Our children are starting primary school in a digital age. We’ve gone from a time when ‘computer skills’ were taught in an isolated IT lab to a world where technology is fully embedded. Technological change is extremely rapid and the volume of information we need to process each day has massively increased. What does this mean for our classrooms? How do we teach in a way that responds to this pace of change? And how do we meet students’ needs for their future careers?

These are all new challenges for educators. The reality is, if we want our students to become agents of change in the society of the future, we need to create a curriculum that focuses on thinking and reasoning rather than knowing a certain set of facts. Changes in technology mean that there’s no way we can teach the same content in the technology classroom every year but, importantly, we need to make sure we consistently teach students how to think critically, how to communicate and how to remain flexible in the face of change.

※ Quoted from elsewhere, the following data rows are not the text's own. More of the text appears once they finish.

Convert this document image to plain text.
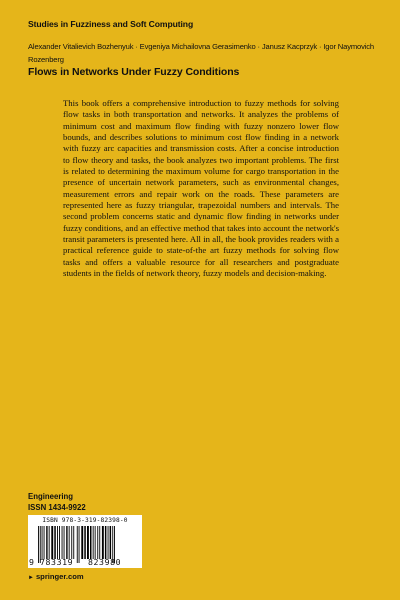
Studies in Fuzziness and Soft Computing
Alexander Vitalievich Bozhenyuk · Evgeniya Michailovna Gerasimenko · Janusz Kacprzyk · Igor Naymovich Rozenberg
Flows in Networks Under Fuzzy Conditions

This book offers a comprehensive introduction to fuzzy methods for solving flow tasks in both transportation and networks. It analyzes the problems of minimum cost and maximum flow finding with fuzzy nonzero lower flow bounds, and describes solutions to minimum cost flow finding in a network with fuzzy arc capacities and transmission costs. After a concise introduction to flow theory and tasks, the book analyzes two important problems. The first is related to determining the maximum volume for cargo transportation in the presence of uncertain network parameters, such as environmental changes, measurement errors and repair work on the roads. These parameters are represented here as fuzzy triangular, trapezoidal numbers and intervals. The second problem concerns static and dynamic flow finding in networks under fuzzy conditions, and an effective method that takes into account the network's transit parameters is presented here. All in all, the book provides readers with a practical reference guide to state-of-the art fuzzy methods for solving flow tasks and offers a valuable resource for all researchers and postgraduate students in the fields of network theory, fuzzy models and decision-making.

Engineering
ISSN 1434-9922
ISBN 978-3-319-82398-0
9 783319 823980
► springer.com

We also need to reconsider our assumptions about our children as ‘digital natives’. While students now grow up in an environment where technology is part of the fabric of society, this doesn’t mean they automatically learn healthy ways of managing their digital lives. They now need new social and ethical frameworks to respond to the social landscapes of our online culture. Again, teaching students to question received information and think critically about what they find online is crucial. We also need to ensure students are resilient enough to manage inappropriate online behaviour, teach them how to behave responsibly, respectfully and ethically in their online interactions, and find a balance, with the ability to switch off from the digital world when necessary.

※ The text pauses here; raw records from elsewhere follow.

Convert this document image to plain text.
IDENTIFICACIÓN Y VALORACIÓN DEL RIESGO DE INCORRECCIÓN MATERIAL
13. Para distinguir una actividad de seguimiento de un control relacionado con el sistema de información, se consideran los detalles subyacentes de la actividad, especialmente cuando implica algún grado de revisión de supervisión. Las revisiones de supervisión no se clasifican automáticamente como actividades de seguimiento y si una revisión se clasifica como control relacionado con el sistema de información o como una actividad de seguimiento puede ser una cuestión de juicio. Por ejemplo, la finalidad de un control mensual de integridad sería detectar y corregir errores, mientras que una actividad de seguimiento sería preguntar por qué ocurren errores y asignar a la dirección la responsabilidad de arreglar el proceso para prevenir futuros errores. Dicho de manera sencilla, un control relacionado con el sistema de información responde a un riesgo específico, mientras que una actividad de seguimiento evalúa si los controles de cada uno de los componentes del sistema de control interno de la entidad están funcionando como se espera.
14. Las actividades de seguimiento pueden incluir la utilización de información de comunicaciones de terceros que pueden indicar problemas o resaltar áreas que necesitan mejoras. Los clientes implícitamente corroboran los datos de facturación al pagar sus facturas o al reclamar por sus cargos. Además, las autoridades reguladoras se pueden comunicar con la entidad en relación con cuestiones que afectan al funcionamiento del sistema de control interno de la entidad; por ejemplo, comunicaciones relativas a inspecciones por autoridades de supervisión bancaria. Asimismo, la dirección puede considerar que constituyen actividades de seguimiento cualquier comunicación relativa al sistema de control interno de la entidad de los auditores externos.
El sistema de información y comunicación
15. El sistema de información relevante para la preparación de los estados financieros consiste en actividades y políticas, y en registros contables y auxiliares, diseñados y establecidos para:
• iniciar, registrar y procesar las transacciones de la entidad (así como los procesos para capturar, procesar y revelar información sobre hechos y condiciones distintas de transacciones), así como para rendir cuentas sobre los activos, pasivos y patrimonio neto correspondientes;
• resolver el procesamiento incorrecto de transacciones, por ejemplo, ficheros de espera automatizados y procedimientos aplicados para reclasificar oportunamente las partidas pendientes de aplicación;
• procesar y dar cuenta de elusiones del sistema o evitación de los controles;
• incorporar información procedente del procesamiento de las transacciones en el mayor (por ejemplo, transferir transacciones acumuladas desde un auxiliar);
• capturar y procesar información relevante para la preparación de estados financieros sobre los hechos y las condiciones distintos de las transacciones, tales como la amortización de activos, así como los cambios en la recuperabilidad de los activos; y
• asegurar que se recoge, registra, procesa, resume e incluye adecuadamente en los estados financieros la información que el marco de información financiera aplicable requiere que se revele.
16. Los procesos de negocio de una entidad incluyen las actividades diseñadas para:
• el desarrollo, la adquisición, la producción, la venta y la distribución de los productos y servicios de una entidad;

Drawing out all these skills in the classroom is less about focusing on the resources we have at our disposal – though these are often what spark students’ interest – and more about looking at the process. A new technology project may be exciting in itself, but it should always lead us back to creativity, flexibility and problem solving. We need to encourage students to keep asking: How do we refine ideas and make them tangible? How do we improve a design? How do we embrace the next challenge with a technological solution?   

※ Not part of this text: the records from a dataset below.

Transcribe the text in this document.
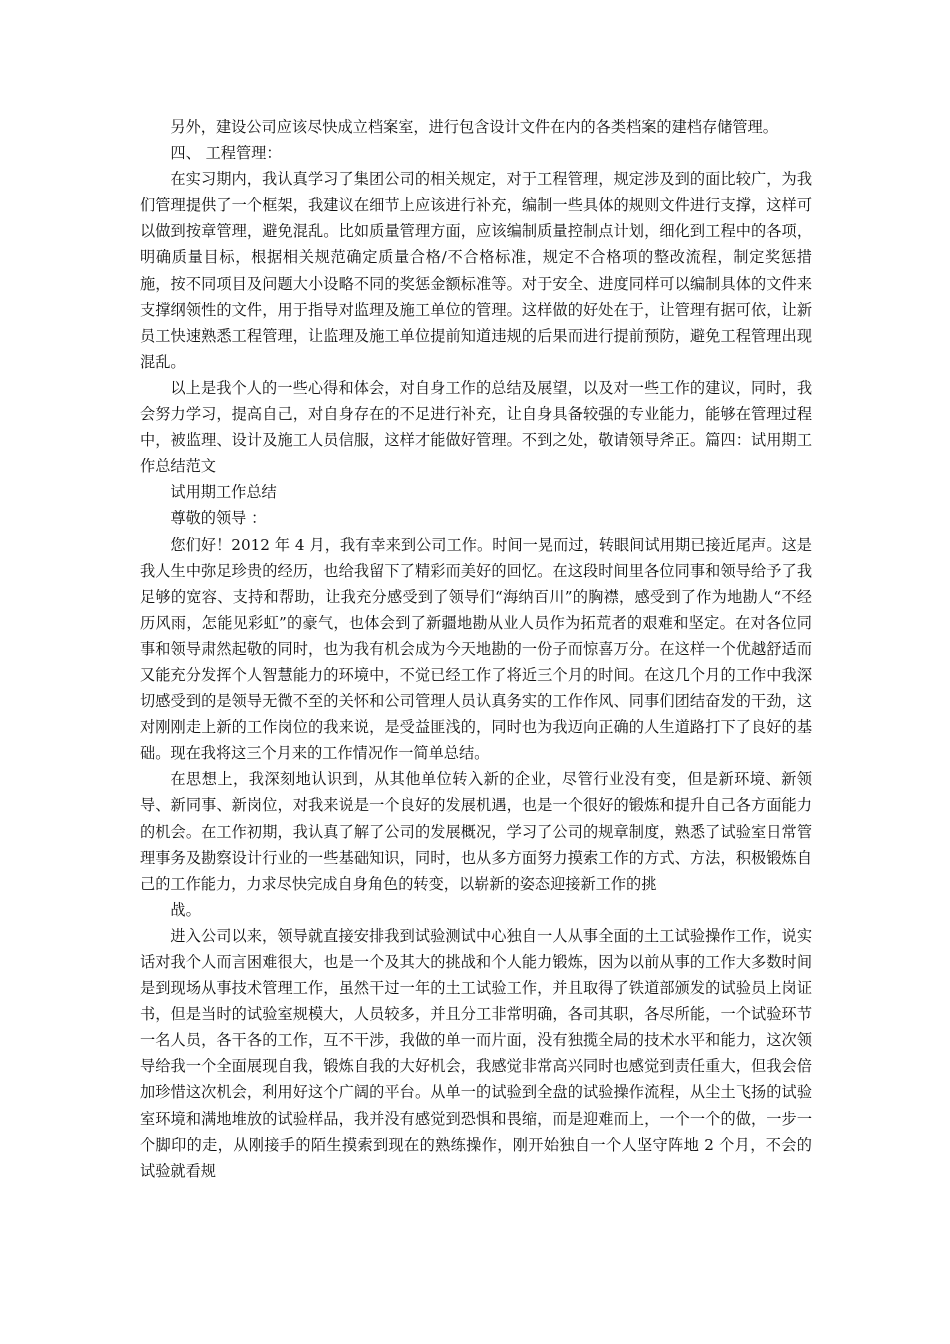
另外，建设公司应该尽快成立档案室，进行包含设计文件在内的各类档案的建档存储管理。

四、 工程管理：

在实习期内，我认真学习了集团公司的相关规定，对于工程管理，规定涉及到的面比较广，为我们管理提供了一个框架，我建议在细节上应该进行补充，编制一些具体的规则文件进行支撑，这样可以做到按章管理，避免混乱。比如质量管理方面，应该编制质量控制点计划，细化到工程中的各项，明确质量目标，根据相关规范确定质量合格/不合格标准，规定不合格项的整改流程，制定奖惩措施，按不同项目及问题大小设略不同的奖惩金额标准等。对于安全、进度同样可以编制具体的文件来支撑纲领性的文件，用于指导对监理及施工单位的管理。这样做的好处在于，让管理有据可依，让新员工快速熟悉工程管理，让监理及施工单位提前知道违规的后果而进行提前预防，避免工程管理出现混乱。

以上是我个人的一些心得和体会，对自身工作的总结及展望，以及对一些工作的建议，同时，我会努力学习，提高自己，对自身存在的不足进行补充，让自身具备较强的专业能力，能够在管理过程中，被监理、设计及施工人员信服，这样才能做好管理。不到之处，敬请领导斧正。篇四：试用期工作总结范文

试用期工作总结

尊敬的领导 ：

您们好！2012 年 4 月，我有幸来到公司工作。时间一晃而过，转眼间试用期已接近尾声。这是我人生中弥足珍贵的经历，也给我留下了精彩而美好的回忆。在这段时间里各位同事和领导给予了我足够的宽容、支持和帮助，让我充分感受到了领导们“海纳百川”的胸襟，感受到了作为地勘人“不经历风雨，怎能见彩虹”的豪气，也体会到了新疆地勘从业人员作为拓荒者的艰难和坚定。在对各位同事和领导肃然起敬的同时，也为我有机会成为今天地勘的一份子而惊喜万分。在这样一个优越舒适而又能充分发挥个人智慧能力的环境中，不觉已经工作了将近三个月的时间。在这几个月的工作中我深切感受到的是领导无微不至的关怀和公司管理人员认真务实的工作作风、同事们团结奋发的干劲，这对刚刚走上新的工作岗位的我来说，是受益匪浅的，同时也为我迈向正确的人生道路打下了良好的基础。现在我将这三个月来的工作情况作一简单总结。

在思想上，我深刻地认识到，从其他单位转入新的企业，尽管行业没有变，但是新环境、新领导、新同事、新岗位，对我来说是一个良好的发展机遇，也是一个很好的锻炼和提升自己各方面能力的机会。在工作初期，我认真了解了公司的发展概况，学习了公司的规章制度，熟悉了试验室日常管理事务及勘察设计行业的一些基础知识，同时，也从多方面努力摸索工作的方式、方法，积极锻炼自己的工作能力，力求尽快完成自身角色的转变，以崭新的姿态迎接新工作的挑

战。

进入公司以来，领导就直接安排我到试验测试中心独自一人从事全面的土工试验操作工作，说实话对我个人而言困难很大，也是一个及其大的挑战和个人能力锻炼，因为以前从事的工作大多数时间是到现场从事技术管理工作，虽然干过一年的土工试验工作，并且取得了铁道部颁发的试验员上岗证书，但是当时的试验室规模大，人员较多，并且分工非常明确，各司其职，各尽所能，一个试验环节一名人员，各干各的工作，互不干涉，我做的单一而片面，没有独揽全局的技术水平和能力，这次领导给我一个全面展现自我，锻炼自我的大好机会，我感觉非常高兴同时也感觉到责任重大，但我会倍加珍惜这次机会，利用好这个广阔的平台。从单一的试验到全盘的试验操作流程，从尘土飞扬的试验室环境和满地堆放的试验样品，我并没有感觉到恐惧和畏缩，而是迎难而上，一个一个的做，一步一个脚印的走，从刚接手的陌生摸索到现在的熟练操作，刚开始独自一个人坚守阵地 2 个月，不会的试验就看规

The reason these kinds of thinking skills are so important is that today’s primary school students will begin their careers the 2030s when adaptability will be as important as academic fundamentals like literacy and numeracy. Teaching flexibility, emotional intelligence, critical thinking skills and the ability to communicate will prepare our children to be able to move through not just many jobs, but many careers in their lifetime.

It may sound strange to be thinking about careers at such an early stage of learning, but the fact is that employers are already focusing on candidates with more flexible and entrepreneurial mindsets. We have a responsibility to respond to this in our primary school classrooms, recognising that while technology will continue to challenge us in ways we can’t predict, teaching strong cognitive and emotional skills will always be a necessary constant.